By Lorne Bertrand & Joanne Paetsch
Canadian Research Institute for Law and the Family
Wikibooks are websites built on the MediaWiki platform, an open-source application that powers websites such as Wikipedia, Scholarpedia and the notorious WikiLeaks. Wikibooks are agile and highly adaptable, and are normally used to present large amounts of text from multiple authors in a digestible, easily accessible format. Clicklaw, a public legal education web resource run by Courthouse Libraries BC, has adapted the wikibook concept to provide plain language legal information to the public.
Unlike most MediaWiki websites that allow any user to add and revise content, Clicklaw Wikibooks use a unique development model in which potential contributors are screened by the Clicklaw Wikibooks team before being given editorial privileges. This collaborative approach allows several lawyers to contribute content and ensures that the task of maintaining and updating the material is not overly burdensome for any one individual.
In 2013, Clicklaw added JP Boyd on Family Law to its collection of wikibooks. The resource offers more than 120 webpages of substantive legal information, about 500 definitions of common legal words and phrases, links to hundreds of key government and non-government resources, and more than 100 downloadable forms for the British Columbia Supreme and Provincial Courts.

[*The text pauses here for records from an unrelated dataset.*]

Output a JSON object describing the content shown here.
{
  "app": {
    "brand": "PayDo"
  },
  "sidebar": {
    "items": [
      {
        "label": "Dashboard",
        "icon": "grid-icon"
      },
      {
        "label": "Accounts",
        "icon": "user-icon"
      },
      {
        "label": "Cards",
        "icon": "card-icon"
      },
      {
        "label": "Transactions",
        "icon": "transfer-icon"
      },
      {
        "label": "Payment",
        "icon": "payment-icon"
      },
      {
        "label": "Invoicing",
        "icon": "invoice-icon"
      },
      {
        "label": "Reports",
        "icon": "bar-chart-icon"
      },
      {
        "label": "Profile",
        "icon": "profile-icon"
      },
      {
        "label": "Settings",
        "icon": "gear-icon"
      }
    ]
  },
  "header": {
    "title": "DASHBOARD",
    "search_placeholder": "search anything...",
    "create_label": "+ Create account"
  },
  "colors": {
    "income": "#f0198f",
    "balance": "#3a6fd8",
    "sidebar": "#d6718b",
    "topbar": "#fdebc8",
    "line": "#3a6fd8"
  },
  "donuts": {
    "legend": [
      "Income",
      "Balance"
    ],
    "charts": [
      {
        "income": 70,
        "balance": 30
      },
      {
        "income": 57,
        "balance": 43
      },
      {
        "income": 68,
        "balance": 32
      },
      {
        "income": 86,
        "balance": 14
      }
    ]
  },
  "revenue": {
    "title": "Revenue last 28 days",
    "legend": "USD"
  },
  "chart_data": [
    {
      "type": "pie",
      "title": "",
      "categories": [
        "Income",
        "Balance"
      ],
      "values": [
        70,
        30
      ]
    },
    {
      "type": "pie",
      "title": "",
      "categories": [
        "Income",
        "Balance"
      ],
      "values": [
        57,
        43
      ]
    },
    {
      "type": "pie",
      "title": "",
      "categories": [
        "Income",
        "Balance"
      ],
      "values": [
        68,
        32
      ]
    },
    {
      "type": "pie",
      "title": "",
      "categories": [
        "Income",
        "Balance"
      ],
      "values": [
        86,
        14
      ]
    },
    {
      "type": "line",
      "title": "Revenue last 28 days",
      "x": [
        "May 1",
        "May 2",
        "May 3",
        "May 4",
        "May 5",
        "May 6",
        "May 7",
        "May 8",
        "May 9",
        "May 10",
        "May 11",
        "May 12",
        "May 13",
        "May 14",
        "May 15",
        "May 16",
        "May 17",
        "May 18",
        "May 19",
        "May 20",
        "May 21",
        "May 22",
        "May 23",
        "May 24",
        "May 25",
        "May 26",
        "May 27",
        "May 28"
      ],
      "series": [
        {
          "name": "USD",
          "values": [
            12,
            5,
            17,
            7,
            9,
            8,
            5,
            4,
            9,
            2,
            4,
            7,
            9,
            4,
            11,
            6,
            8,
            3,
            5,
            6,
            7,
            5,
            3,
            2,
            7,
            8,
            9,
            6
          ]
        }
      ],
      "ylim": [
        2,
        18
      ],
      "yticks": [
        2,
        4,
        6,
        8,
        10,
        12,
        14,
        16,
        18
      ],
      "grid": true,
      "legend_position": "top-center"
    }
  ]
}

The Canadian Research Institute for Law and the Family has just released the findings of the first phase of its evaluation of JP Boyd on Family Law, conducted with funding from the Law Foundation of British Columbia and Courthouse Libraries BC. The evaluation used data from several sources to assess the use and usefulness of the wikibook, including: a pop-up survey completed by 546 users of the website; a follow-up survey of 142 users administered one week after completing the pop-up; and website traffic information generated by Google Analytics.
During the five-month data collection period, an estimated 63,000 users accessed the wikibook. Our evaluation showed that users consider the wikibook to be a highly informative resource. It is used both by members of the public and legal professionals, and many users had accessed the site on more than one occasion. Most users said that the wikibook is easy to use, they knew more after visiting the wikibook than they had before, and they would recommend the wikibook to others. Almost all users found the wikibook useful, agreed that they were able to find the information they needed quickly and easily, and were able to understand that information.
When asked what they liked best about the wikibook, the most common responses were that the website is easy to navigate, easy to understand, and very informative. When asked what they liked least about the wikibook, the most common comments were that, despite the significant breadth of the resource, it did not have the information they were looking for or the information they found was not presented in sufficient depth.
Interestingly, only one-third of users who said that they were currently dealing with a legal problem said that they had a lawyer. Most users with a legal problem said that the information in the wikibook helped them to deal with their problem and that the information would help them in the future. Further, our findings suggest that the wikibook is being used by a large number self-represented litigants, as well as residents in smaller communities where access to legal information may be limited.
The second phase of our evaluation is currently underway and is examining the long-term usefulness of the wikibook. This study will look at whether the information users found in the wikibook actually helped them to resolve their current legal problem, and whether it provided them with the capacity to identify and deal with new legal issues.
The extremely positive findings of the evaluation support the continued use and further expansion of this innovative model of public legal education delivery. Users of the wikibook considered it to be an authoritative and reliable resource, and the fact that the material can be copied, saved and reused at no cost makes it an extremely affordable and portable educational tool. Other jurisdictions should give serious thought to adopting this model for the delivery of public legal education.